Hi @npatrick , what character set encoding are you using, and how long is the data that you are inserting?
UTF8 consumes 1-4 bytes per character depending on the character. Is your string data generally western alphanumeric characters and punctuation or is it using other non-western alphabets / characters? That would make a difference to the bytes consumed.
The Snowflake varchar datatype can be defined up to the default max size of 16MB but this defines the number of bytes rather than the number of characters, so a multi-byte encoded character set will use potentially more than one byte per character in your strings, meaning that a string containing fewer characters than the defined max number of bytes could be too long.
Since your definition is only for 16 thousand characters rather than 16 million, there would be plenty of scope for defining them twice that length, or even four times the length and seeing if it then works. Snowflake only uses the data size required for the actual data and so defining a varchar column to be larger than needed does not waste space.

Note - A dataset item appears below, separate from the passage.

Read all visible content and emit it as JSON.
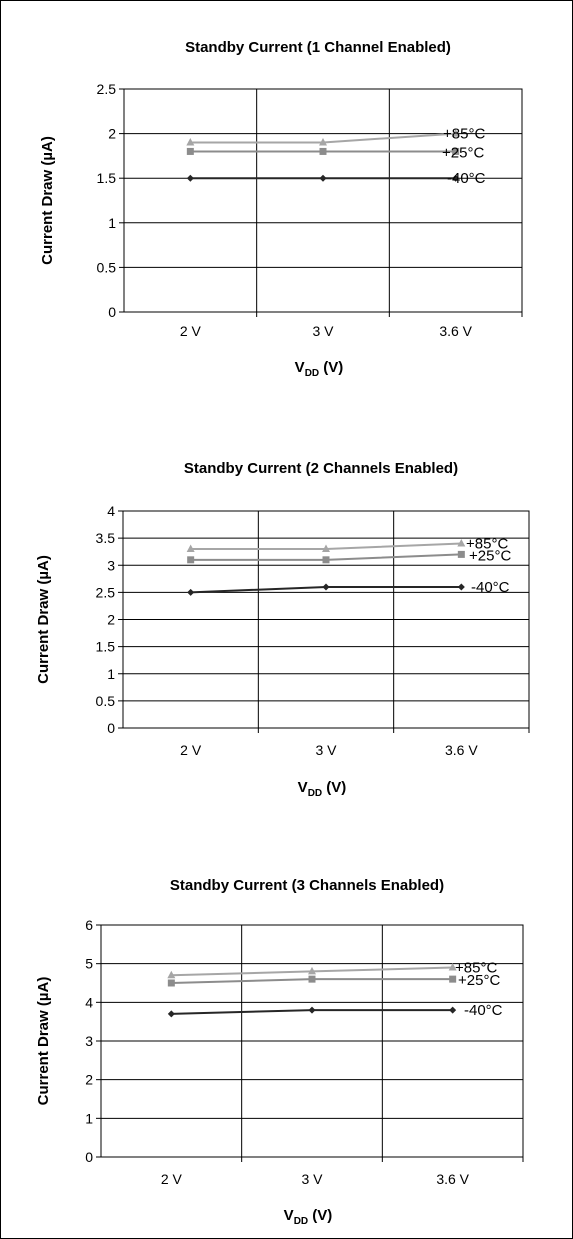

Unfortunately i have yet to find a reliable and quick way of determining the maximum byte length requirements for specific string data when using UTF8 and have hit this problem before where my data character count was near but not exceeding the maximum 16M byte column limit.
Hi @npatrick ,
are you sure that the table was recreated in the DB Table Creator node e.g. did you check the “Replace existing table” option in the Existing Table Handling section? To double check the column definition you can also execute the DESCRIBE TABLE command via the DB Query Reader node in KNIME.
Bye
Tobias
@tobias.koetter, that was exactly the problem - when using the DB writer node, the replace table option was checked, which (of course) replaced the table. My colleague saw the answer in another post, so was able to make the correction.